Gözleri gözlerim ile defalarca kere denk düştü. Elindeki beyaz şakayıkları umursamadan beni kolları arasına aldı. Yüzüm onun göğsünde kendine bir yer edinmişti. Onun elleri saçlarımın üzerinde durdu ve yavaşça okşadı. Bir bebek misali saçlarımı narince okşuyor ve huzuru bana tattırıyordu. Meğer yıllarıdır aradığım huzur onu kollarındaymış...

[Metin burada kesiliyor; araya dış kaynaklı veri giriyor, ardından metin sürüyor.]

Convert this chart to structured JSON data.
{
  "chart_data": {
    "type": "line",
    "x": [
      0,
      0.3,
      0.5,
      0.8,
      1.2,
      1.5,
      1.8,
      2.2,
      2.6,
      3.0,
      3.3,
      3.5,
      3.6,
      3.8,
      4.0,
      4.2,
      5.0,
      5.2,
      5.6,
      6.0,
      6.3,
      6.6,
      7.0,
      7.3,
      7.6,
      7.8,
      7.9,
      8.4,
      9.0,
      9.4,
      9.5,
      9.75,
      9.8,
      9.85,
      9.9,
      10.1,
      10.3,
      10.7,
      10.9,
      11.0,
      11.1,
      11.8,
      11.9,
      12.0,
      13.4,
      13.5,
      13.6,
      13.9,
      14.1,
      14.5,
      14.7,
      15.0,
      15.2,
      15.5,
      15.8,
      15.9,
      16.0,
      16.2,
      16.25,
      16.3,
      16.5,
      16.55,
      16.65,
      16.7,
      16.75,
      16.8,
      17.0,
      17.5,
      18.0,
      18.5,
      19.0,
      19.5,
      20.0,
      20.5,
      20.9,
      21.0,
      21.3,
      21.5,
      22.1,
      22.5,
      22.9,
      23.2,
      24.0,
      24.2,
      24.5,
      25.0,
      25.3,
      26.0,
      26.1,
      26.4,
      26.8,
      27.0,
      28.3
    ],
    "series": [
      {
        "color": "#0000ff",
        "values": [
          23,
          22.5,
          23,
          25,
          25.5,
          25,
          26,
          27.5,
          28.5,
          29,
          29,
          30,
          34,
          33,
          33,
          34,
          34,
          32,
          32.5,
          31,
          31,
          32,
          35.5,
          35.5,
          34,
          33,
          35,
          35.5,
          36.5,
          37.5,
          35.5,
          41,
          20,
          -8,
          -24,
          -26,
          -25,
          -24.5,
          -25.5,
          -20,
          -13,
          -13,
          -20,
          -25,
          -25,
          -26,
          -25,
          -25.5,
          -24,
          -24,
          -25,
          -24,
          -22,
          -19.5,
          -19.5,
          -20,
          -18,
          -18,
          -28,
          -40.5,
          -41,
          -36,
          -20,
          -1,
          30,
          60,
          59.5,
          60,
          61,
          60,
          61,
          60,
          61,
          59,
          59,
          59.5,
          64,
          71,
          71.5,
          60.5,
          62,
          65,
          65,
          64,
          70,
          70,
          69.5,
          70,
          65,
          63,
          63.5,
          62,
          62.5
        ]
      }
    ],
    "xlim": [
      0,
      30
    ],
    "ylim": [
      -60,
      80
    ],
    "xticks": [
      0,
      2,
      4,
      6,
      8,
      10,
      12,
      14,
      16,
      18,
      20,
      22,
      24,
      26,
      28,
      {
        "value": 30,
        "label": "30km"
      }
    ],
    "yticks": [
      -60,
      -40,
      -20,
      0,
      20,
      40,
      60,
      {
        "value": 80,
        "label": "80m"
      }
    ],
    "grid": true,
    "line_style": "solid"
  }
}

Ilık nefesi boynumda gezindi, huylandırdı. Ve fısıldadı. "Seni bulmaktan önce aramak isterim..." derken onun sakinleştirici sesi bilindik mısraları zihnime kelepçeledi. "Seni sevmekten önce anlamak isterim, seni bir yaşam boyu bitirmek değil de..." duraksadı. Beni kolları arasından çıkartıp zifiri gözleri acı kahvelerimde takılı kaldı. Dudakları araladı; "Sana hep, hep yeniden başlamak isterim."
"Adını mıh gibi hafızama kazımak istiyorum, Kar Tanem. Çünkü ben sensiz aşka gurbetken seninle aşkın yerlisi oldum."